The Yates case involves class claims that Municipal Mortgage & Equity and certain of its officers and directors committed securities fraud by (1) falsely representing that the company was in full compliance with a new accounting standard enacted in 2003; and (2) concealing the substantial cost of correcting the accounting error. The district court had dismissed plaintiffs’ claims under § 10(b) of the Securities Exchange Act of 1934 because they failed to adequately plead scienter, or wrongful intent. The Fourth Circuit affirmed that result.
To succeed with a Rule 10b-5 claim, plaintiffs must prove scienter (amongst other things) and, therefore, plaintiffs often allege (or provide evidence of) personal financial gain by insider trading as motive. InYates, the plaintiffs alleged that the company insiders were motivated to conceal its accounting problems in order to benefit improperly from insider trading. In Yates, plaintiffs pointed to stock sales by the chairman of the board and the chief executive officer as evidence of scienter.
The Court observed that allegations of “personal financial gain may weigh heavily in favor of a scienter inference.” The Court further observed, however, that “the inferential weight that may be attributed” to any claim of motive must be evaluated in context. Insider trading allegations will only support an inference of scienter “if the timing and amount of a defendant’s trading were unusual or suspicious.” To determine whether an insider’s sales were “unusual in scope,” we consider factors such as “the amount of profit made, the amount of stock traded, the portion of stockholdings sold, or the number of insiders involved.”
In Yates, the overall value of company shares sold during the “class period” was higher than in previous years. Six company insiders had sold 470,210 shares for a total of $12,004,901 in gross proceeds during the class period, as compared to the sale of 298,002 shares and $7,139,835 in gross proceeds for a similar period. The Court noted that these numbers could be consistent with an inference that the insiders who traded during the class period had a motive to commit fraud.
However, the Court found that the inference that the trades were innocent was stronger. Nor is the extent of any insiders’ divestiture particularly alarming. The board chairman had sold approximately 37% of his shares in a recent 14-month period. Some of these sales coincided with the lead-up to the company’s announcement of the first earnings restatement. The CEO had sold just over 28% of his holdings during the class period.
Sounds suspicious, right? But the chairman and the CEO each sold company shares under a non-discretionary Rule 10b5-1 trading plan. This fact “weakens any inference of fraudulent purpose.” The Court stated:
"Under Rule 10b5-1, corporate insiders can set up trading plans to sell company shares at predetermined times and amounts to avoid accusations of illegal insider trading. See 17 C.F.R. § 240.10b5-1(c) (stating that it is an affirmative defense in insider trading cases that the defendant’s purchases or sales were made pursuant to a 'written plan for trading securities'); [citations omitted]."
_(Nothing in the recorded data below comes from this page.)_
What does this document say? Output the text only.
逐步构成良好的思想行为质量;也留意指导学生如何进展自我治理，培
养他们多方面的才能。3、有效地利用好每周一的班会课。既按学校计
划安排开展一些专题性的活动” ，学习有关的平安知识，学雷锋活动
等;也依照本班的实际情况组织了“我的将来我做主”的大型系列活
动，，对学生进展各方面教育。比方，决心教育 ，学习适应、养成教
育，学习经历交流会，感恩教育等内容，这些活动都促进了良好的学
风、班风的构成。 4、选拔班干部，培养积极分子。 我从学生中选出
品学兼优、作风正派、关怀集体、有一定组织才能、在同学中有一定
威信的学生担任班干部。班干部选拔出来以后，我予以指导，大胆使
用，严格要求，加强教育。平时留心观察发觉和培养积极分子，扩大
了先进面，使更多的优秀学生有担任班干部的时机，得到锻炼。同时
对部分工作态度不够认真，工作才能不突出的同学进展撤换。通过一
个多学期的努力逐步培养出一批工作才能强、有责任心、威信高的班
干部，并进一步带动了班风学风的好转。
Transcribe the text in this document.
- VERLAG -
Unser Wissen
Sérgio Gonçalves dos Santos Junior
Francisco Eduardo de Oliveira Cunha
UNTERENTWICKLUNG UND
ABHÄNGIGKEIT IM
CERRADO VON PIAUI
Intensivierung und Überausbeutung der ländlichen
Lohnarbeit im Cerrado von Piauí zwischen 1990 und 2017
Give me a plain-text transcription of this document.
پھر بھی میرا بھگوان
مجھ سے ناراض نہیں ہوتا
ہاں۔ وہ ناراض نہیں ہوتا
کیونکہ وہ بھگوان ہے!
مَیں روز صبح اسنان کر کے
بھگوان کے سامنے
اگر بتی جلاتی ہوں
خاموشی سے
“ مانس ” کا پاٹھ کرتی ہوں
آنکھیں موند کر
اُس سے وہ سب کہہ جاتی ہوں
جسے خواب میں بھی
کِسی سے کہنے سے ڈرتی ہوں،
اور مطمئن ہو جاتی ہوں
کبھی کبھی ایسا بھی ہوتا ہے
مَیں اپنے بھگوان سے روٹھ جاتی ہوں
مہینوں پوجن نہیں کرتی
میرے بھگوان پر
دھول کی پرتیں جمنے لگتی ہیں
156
The CEO had created his trading plan in 2003, more than one year before the alleged fraud and the beginning of the “class period.” The chairman had instituted his Rule 10b5-1 plan after the start of the class period and the alleged fraud, but on a date that was one year before the complaint alleged that any officer at the company knew the company’s accounting was wrong. Each trading plan provided for sales occurred at regular intervals and amounts compared to earlier periods. The complaint did not allege that either man traded outside of his plan.
So, there you have it. One more good reason to use a 10b5-1 trading plan and follow best practices in its implementation.